Mark Frisby, whose titles include executive vice president of Philadelphia Media Holdings and publisher of the Daily News, said in an interview that there was no explicit quid pro quo. But he says he did tell the guild that seventy-four “independents” (managers and supervisors) had been let go companywide over the past two years, and that such cuts would continue. With advertising revenues already down 18 percent this year, the exact number of management layoffs is “a moving target,” he says. Though the company plans to slash expenses by $50 million this year, Frisby says ominously, “we can’t take expenses out as quickly as the revenue is going away.”
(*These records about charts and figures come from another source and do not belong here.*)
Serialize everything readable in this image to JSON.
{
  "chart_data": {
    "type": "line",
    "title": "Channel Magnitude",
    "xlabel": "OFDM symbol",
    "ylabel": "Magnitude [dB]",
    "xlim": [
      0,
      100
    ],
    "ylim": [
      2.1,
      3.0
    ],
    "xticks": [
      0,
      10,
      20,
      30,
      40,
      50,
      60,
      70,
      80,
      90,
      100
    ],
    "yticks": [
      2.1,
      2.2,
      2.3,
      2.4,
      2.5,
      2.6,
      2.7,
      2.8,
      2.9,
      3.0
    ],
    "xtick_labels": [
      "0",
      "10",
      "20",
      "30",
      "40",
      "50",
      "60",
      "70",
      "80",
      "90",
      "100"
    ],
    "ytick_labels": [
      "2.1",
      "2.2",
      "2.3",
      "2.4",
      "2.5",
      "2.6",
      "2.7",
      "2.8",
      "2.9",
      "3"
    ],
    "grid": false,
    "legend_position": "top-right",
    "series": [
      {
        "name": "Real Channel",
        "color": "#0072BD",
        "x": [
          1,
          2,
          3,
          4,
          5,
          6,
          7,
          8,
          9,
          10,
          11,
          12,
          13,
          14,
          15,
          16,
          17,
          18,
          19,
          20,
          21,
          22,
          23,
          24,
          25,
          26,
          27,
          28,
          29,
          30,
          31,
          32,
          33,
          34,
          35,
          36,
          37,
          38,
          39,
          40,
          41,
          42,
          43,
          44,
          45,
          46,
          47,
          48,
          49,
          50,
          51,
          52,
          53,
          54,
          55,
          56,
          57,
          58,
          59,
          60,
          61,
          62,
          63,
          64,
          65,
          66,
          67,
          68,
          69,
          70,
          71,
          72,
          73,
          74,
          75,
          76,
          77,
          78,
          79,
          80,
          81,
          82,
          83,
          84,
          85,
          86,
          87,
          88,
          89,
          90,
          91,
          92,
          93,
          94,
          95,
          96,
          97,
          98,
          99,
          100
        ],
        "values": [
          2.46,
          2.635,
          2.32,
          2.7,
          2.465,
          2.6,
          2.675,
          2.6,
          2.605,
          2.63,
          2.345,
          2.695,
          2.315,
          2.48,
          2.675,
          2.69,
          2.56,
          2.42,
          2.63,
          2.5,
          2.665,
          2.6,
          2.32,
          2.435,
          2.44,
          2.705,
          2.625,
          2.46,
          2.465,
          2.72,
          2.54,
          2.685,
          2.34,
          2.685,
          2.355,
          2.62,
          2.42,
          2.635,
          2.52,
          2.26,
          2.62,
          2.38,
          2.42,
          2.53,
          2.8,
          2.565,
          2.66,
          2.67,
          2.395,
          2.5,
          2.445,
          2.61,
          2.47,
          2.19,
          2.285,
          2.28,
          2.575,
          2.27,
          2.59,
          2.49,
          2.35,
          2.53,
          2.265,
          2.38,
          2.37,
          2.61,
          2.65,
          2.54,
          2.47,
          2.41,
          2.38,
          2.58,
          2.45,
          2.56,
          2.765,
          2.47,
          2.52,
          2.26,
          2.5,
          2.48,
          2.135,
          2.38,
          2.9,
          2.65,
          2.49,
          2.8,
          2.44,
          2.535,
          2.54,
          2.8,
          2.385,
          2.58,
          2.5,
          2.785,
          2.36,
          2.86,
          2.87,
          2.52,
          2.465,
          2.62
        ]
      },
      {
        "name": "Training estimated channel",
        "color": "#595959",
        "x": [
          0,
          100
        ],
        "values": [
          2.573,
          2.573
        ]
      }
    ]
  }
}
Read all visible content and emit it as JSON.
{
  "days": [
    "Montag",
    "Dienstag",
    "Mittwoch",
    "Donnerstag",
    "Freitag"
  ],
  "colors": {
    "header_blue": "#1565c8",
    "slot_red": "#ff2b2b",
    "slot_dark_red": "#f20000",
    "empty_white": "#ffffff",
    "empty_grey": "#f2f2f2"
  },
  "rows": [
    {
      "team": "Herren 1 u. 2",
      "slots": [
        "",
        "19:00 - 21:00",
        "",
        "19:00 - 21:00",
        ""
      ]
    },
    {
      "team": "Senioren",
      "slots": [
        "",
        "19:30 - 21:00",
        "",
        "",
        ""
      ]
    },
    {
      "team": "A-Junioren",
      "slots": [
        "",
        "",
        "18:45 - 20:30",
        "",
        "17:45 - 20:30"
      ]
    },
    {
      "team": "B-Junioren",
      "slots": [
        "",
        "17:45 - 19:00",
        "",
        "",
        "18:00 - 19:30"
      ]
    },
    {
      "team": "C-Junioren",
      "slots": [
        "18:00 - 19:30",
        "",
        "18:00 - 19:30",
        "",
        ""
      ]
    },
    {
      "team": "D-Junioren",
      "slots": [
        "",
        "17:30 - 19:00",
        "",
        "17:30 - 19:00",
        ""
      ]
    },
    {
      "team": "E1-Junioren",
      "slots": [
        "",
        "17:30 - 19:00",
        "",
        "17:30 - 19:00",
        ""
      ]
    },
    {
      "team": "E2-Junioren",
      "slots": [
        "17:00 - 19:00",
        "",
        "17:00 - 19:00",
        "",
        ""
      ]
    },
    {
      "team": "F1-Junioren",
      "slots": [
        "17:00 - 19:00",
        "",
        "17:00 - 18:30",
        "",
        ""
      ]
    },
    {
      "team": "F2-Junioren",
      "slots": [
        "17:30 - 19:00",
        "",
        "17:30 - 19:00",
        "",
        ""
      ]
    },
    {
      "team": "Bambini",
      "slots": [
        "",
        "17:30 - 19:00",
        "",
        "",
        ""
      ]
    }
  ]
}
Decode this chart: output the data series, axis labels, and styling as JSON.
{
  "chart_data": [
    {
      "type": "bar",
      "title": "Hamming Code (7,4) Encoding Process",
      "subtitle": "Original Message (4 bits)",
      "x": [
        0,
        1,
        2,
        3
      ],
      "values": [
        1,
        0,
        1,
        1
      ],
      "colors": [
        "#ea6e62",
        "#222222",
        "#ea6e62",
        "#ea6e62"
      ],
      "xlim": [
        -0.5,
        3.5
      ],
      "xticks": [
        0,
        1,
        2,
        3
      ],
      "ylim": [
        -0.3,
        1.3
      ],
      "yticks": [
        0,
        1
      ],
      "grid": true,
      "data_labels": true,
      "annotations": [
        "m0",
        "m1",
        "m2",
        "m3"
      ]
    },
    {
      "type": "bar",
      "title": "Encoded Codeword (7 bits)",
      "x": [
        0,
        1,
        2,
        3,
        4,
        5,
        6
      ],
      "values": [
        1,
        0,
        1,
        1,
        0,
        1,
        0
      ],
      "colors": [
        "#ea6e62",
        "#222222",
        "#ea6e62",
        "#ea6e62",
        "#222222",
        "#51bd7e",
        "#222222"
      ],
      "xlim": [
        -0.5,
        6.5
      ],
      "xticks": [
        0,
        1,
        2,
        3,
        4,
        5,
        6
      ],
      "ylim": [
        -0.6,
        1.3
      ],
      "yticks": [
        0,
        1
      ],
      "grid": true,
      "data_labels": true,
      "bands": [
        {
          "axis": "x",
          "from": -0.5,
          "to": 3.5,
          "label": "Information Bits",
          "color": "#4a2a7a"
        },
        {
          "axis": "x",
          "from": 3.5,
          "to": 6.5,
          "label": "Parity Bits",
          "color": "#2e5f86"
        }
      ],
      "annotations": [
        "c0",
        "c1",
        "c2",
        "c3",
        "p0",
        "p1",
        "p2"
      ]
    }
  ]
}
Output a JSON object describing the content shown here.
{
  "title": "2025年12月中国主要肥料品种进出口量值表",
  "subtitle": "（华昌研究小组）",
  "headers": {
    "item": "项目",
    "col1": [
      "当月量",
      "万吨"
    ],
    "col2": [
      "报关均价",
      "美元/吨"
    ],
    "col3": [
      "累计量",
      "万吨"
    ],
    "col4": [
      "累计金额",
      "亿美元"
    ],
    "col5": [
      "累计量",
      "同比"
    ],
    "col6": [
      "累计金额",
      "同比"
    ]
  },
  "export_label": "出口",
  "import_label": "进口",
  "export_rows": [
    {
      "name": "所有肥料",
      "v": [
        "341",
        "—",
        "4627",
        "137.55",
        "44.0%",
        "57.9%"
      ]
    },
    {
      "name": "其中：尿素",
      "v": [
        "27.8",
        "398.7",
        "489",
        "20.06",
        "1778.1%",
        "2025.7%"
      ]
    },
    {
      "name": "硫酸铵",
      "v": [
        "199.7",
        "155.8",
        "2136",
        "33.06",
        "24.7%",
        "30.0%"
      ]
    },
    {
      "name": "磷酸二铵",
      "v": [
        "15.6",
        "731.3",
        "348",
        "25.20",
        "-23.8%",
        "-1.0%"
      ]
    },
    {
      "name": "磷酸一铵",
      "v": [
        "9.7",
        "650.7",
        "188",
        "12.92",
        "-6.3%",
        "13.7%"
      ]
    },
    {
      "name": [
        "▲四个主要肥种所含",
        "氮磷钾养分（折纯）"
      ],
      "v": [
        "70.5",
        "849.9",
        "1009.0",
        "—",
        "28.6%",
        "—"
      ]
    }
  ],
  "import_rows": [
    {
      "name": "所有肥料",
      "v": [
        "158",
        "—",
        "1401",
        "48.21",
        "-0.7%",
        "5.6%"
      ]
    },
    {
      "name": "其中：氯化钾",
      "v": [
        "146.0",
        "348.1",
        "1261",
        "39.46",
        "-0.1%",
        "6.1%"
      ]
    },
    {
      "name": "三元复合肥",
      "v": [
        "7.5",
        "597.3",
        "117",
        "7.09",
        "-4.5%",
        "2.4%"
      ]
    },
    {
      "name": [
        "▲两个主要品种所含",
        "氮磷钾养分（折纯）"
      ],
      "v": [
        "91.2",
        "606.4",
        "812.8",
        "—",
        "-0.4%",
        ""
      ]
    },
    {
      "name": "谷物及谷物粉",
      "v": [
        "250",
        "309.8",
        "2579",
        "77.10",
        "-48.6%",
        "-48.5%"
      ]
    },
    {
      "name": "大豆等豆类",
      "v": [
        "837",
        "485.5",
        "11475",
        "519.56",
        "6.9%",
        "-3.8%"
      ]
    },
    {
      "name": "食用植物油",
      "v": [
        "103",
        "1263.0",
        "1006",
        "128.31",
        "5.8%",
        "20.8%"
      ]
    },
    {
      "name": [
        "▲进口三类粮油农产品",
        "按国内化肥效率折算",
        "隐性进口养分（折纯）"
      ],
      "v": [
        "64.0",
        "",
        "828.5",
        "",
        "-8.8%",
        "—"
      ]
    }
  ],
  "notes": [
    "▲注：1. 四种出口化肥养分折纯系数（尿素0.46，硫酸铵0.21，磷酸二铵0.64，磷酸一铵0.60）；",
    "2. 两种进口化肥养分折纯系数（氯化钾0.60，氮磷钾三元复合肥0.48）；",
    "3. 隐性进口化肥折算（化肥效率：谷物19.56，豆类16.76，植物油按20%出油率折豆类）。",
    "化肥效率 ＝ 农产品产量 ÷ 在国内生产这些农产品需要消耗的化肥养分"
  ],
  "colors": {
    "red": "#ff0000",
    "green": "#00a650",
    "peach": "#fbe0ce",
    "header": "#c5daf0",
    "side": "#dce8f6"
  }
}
The guild is optimistic that the payoff for playing nice this time around will be a voice in the company’s future. Says Mastrull: “I said to them, ‘It appears our members have better ideas than you guys have. We want to begin working with you to find ways we can come up with new products, better ways to grow revenue here, so we’re not constantly having to look at ways to just cut and cut and cut.’ ”
Frisby says he’s open to the guild’s ideas. But don’t look for the cuts—ongoing since at least the early 1990s, under Knight-Ridder—to stop anytime soon. The current contract expires next September, and Frisby says the company will be seeking yet “more efficiencies” in its next contract.
“If you look at the competition—Philadelphia Magazine, Philadelphia Weekly—any of those reporters are probably making twenty grand less than these reporters here,” says Frisby. “We’re working every day to make sure that the doors stay open. And, quite frankly, raises are pretty low on my list of priorities right now. The main focus is surviving during these tough economic times.”
Daily newspaper journalists may eagerly embrace new technologies and the multitasking that they require. They may seek accommodation with management or protest managerial incompetence, fight for unions or make do without them. But for the foreseeable future, they also need to accept the grim reality of their own declining economic clout.
When her Contra Costa Times colleagues compared her union organizing efforts to those of Norma Rae, Sara Steffens rented the 1979 Martin Ritt film—and was disconcerted to discover that the feisty textile worker immortalized by Sally Field lost her job. “I remember thinking, ‘I hope that doesn’t mean I’m going to lose my job,’ ” Steffens said late last summer.
On June 13, editorial workers at the Bay Area News Group—East Bay, a group of nine MediaNews properties that includes the Contra Costa Times, voted to be represented by The Newspaper Guild—Communication Workers of America. It was the guild’s largest U.S. organizing win since the Milwaukee Journal Sentinel some two decades ago, according to Eric Geist, the union’s administrative director.
But victory came with a twist. Two weeks later, management announced a 13 percent reduction in the unionized workforce—and the thirty-six-year-old Steffens, an award-winning poverty and social-services reporter, was among the twenty-nine laid off.
Julia M. Klein is a cultural reporter and critic in Philadelphia and a CJR contributing editor.